A Developing New Process Using Expert Evidence in Civil Litigation
The use of expert ‘conclaves’ or joint reports of experts by Australian courts is becoming more and more prevalent in matters other than building and construction.
The NSW District Court and Supreme Court in NSW now both provide for any expert witnesses with the same expertise to confer prior to a hearing in order to provide a jointexpert report.
Simply put, in civil legal proceedings in NSW, the claimant’s expert and the defendant’s expert have to attend a conference together to discuss and identify the issues, the agreements and disagreements between the experts, and to then produce a joint report on these matters.
The purpose of joint reports is to assist the just, quick and cost effective disposal of proceedings. The idea is that by experts identifying and narrowing the issues between them, it thereby narrows the issues the court is required to decide.
While a joint report is not necessarily required or appropriate in all civil legal proceedings, where a joint report is appropriate it will have to be obtained early in the proceedings, (always prior to a hearing), and may even occur before court ordered mediation.
The benefits of a joint report format in adducing expert evidence include:
- Clarifying the evidence – the experts each deal with the same questions and issues. They are then required to outline their agreement or disagreement with the opinion of the other expert, providing clarity to the parties and the court on the issues.
- Provides the opportunity for an early assessment of whether to proceed to a hearing or a settlement – this applies for both claimants and defendants.
Throwing experts together poses significant challenges for both parties, but particularly the claimant in the matter as there are significant costs involved in obtaining a joint report.
While this process sounds as though it is straightforward and simple, and unlikely to incur significant costs, the reality is can be expensive. The experts will have to review a substantial amount of material and answer a number of questions, all with another expert with an opposing opinion sitting next to them and disagreeing with what they are saying. Not surprisingly experts in any field tend to butt heads and this joint report process, while potentially beneficial to the court and the parties, can rub experts the wrong way and result in a report which is not beneficial to one or both parties.
Costs involved in joint reports:
- The legal work which the legal representatives for both parties have to put in in order to agree on, and prepare the questions for the experts to answer.
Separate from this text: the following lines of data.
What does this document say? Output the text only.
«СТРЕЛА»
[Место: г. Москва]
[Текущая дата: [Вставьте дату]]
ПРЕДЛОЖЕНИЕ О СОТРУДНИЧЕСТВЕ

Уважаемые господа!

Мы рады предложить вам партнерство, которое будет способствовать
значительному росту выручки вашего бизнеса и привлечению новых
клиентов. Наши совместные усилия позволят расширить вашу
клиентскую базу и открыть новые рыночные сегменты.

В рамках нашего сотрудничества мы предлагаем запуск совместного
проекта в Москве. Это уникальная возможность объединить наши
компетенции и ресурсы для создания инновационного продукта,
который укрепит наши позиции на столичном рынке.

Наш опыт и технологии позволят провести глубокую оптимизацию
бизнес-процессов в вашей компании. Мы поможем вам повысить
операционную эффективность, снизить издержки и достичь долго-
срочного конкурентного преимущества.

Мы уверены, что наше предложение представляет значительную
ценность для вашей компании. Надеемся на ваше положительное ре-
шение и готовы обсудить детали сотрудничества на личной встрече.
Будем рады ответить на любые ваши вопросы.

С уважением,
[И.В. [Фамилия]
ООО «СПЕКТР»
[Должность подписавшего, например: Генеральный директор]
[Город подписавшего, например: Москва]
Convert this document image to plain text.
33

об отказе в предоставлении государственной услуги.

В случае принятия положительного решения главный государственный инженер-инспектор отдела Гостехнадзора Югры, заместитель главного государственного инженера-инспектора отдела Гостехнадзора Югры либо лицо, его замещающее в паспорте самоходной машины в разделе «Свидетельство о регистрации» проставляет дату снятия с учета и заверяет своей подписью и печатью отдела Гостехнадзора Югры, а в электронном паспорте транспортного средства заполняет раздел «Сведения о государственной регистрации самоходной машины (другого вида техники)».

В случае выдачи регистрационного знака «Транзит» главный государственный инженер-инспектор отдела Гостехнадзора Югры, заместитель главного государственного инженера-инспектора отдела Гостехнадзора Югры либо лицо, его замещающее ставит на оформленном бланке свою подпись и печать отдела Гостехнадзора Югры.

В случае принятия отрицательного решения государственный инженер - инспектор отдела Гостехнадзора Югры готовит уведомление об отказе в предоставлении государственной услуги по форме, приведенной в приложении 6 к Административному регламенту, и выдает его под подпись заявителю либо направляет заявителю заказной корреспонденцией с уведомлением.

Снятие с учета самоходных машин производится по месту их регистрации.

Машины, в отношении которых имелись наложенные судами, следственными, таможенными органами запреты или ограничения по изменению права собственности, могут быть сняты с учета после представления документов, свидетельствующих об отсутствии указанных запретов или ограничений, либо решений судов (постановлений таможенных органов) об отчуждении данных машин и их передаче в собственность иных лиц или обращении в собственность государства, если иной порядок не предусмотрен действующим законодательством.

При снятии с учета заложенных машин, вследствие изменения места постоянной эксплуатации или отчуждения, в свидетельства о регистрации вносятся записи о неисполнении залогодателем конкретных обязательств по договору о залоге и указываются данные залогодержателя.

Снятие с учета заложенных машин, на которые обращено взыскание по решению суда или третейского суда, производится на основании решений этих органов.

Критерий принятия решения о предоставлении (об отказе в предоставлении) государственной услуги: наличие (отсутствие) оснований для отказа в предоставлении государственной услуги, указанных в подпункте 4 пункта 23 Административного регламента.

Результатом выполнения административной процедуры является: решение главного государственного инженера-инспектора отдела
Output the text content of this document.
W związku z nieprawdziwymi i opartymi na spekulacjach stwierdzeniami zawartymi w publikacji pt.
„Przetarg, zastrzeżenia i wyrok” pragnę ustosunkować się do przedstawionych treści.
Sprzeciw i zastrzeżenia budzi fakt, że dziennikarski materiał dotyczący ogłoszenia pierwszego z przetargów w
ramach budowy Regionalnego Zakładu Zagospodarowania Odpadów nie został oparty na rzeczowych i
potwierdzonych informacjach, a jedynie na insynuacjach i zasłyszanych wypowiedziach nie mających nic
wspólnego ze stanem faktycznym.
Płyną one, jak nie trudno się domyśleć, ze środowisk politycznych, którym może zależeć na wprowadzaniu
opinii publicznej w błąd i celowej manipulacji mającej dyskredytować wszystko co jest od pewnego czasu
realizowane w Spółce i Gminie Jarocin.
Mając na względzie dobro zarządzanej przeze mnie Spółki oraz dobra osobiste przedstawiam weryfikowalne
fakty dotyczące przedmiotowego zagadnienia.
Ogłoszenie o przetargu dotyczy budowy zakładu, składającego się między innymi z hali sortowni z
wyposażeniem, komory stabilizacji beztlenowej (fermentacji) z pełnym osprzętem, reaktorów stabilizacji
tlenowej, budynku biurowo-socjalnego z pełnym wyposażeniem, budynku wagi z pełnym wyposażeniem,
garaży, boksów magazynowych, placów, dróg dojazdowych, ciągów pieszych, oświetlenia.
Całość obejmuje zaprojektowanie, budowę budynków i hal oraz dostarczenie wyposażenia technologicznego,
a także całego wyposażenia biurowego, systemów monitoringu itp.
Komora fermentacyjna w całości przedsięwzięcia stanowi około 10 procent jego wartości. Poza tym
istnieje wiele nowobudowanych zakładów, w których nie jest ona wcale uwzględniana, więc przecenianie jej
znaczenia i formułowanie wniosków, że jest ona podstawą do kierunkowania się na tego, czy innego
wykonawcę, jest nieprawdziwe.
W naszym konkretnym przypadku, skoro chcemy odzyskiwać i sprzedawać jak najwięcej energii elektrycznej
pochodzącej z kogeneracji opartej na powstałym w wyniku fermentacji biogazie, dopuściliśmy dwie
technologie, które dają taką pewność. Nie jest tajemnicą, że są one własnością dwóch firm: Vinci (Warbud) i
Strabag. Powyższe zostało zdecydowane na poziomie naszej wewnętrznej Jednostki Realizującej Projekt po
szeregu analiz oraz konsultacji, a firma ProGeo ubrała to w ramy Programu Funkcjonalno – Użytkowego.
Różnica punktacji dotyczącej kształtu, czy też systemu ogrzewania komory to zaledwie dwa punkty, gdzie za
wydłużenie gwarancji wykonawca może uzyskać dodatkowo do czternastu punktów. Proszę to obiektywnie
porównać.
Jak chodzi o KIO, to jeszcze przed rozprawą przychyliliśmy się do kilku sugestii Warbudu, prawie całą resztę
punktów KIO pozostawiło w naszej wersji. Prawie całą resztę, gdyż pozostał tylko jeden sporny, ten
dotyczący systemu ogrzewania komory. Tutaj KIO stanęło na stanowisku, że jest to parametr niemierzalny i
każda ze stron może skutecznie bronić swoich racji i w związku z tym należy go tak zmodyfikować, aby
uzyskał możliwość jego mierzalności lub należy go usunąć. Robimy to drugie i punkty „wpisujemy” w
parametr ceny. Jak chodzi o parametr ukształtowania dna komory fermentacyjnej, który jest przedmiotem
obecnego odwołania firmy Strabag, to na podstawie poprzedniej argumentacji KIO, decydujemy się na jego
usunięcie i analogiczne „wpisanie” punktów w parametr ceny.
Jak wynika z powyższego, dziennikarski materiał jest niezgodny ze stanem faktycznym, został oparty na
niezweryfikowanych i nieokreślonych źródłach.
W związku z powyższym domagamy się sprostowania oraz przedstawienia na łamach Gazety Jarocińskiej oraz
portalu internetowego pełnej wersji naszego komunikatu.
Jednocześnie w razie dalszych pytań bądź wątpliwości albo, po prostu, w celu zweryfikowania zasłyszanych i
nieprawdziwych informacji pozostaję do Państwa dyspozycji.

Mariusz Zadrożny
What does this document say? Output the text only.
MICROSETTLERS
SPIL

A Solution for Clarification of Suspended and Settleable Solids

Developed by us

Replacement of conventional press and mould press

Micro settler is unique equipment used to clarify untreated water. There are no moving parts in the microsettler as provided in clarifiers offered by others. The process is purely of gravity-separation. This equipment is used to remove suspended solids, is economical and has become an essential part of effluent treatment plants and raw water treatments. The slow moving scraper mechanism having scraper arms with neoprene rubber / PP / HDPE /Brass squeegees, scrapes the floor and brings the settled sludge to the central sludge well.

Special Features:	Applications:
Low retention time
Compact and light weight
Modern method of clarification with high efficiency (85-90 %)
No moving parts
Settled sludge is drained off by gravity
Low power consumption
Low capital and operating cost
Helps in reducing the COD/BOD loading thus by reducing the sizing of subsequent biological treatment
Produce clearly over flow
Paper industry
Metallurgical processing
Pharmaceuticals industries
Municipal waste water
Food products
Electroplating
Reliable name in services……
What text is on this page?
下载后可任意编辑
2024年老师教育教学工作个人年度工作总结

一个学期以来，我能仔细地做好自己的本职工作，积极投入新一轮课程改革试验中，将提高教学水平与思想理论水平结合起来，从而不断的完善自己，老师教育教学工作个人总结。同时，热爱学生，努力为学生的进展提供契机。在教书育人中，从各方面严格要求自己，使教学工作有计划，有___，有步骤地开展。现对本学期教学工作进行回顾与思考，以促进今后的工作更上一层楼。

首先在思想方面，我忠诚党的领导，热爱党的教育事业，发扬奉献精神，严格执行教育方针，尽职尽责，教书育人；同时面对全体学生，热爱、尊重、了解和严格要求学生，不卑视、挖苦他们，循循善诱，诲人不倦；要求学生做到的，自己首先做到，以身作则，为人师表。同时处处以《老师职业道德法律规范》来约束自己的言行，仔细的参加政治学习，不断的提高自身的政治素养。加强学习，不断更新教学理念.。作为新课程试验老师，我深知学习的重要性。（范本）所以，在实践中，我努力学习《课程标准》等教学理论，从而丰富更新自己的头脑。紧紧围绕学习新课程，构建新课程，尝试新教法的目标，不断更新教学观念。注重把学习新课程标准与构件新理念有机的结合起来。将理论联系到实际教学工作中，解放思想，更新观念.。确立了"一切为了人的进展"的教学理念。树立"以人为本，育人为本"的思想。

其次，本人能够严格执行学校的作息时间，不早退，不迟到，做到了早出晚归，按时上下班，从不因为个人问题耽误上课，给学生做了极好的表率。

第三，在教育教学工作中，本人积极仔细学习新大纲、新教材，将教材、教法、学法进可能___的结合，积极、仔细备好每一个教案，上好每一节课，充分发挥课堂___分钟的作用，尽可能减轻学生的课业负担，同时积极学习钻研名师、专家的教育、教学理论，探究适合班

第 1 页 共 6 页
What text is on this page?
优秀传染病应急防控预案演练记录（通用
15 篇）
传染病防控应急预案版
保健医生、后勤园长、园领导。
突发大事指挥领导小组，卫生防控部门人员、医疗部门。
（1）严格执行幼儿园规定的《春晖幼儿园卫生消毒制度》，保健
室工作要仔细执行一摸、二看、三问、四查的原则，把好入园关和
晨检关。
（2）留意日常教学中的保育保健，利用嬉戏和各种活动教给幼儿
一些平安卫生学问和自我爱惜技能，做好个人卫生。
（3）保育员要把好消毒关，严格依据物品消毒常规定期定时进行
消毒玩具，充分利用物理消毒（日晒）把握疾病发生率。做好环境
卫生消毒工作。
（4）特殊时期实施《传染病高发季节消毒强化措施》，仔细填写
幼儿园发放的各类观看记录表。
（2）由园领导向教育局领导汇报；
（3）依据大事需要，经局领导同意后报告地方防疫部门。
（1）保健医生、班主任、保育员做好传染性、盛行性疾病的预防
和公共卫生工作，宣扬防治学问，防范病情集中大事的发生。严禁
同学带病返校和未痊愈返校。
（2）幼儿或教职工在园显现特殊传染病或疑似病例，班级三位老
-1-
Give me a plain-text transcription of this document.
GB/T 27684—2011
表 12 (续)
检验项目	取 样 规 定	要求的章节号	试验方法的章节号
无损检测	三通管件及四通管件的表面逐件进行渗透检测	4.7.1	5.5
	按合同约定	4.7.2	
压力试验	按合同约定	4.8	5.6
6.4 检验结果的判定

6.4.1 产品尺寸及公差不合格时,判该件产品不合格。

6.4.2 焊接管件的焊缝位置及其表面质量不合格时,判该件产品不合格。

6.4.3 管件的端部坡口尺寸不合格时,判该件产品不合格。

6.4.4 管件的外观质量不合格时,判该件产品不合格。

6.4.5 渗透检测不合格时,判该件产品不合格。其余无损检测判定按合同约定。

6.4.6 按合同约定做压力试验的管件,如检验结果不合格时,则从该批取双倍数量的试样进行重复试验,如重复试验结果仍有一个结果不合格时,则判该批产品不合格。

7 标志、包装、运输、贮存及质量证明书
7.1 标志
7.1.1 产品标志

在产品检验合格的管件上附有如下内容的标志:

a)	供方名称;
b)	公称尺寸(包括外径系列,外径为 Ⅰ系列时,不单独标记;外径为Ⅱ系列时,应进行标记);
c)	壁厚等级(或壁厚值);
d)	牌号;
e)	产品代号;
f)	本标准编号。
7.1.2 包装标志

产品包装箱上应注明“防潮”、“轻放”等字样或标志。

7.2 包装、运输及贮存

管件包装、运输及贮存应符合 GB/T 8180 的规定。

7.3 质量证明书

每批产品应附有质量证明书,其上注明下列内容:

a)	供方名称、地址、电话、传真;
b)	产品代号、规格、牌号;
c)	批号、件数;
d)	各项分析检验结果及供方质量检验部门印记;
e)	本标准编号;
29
The legal representatives should also agree on rules of engagement for the conference and the written report, to ensure that the process runs as smoothly as possible.
- A neutral location is required for the conference, with facilities to enable the experts to have meaningful discussions and decide on the report content. The conference can be a lengthy one and so consideration has to be given to what will enable the experts to provide their report. This includes the possible provision of computers, a projector, bathroom facilities, food and drinks. Another essential requirement is the appointment of a co-ordinator/facilitator in order to have an independent person directing the discussions and ensuring that a joint report is actually produced out the conference.
- The expert’s time in attending the conference and any additional work undertaken to complete the joint report. This is in addition to the expert’s fees for giving evidence at the hearing.
Unfortunately there has been limited guidance from the courts as to how these ‘conclaves’ should be conducted. As a result, this process has not always been successful or beneficial to the parties or the court.
Both parties need to take special care with this process because once a joint report is finalised the report is binding and there is no further recourse for either party.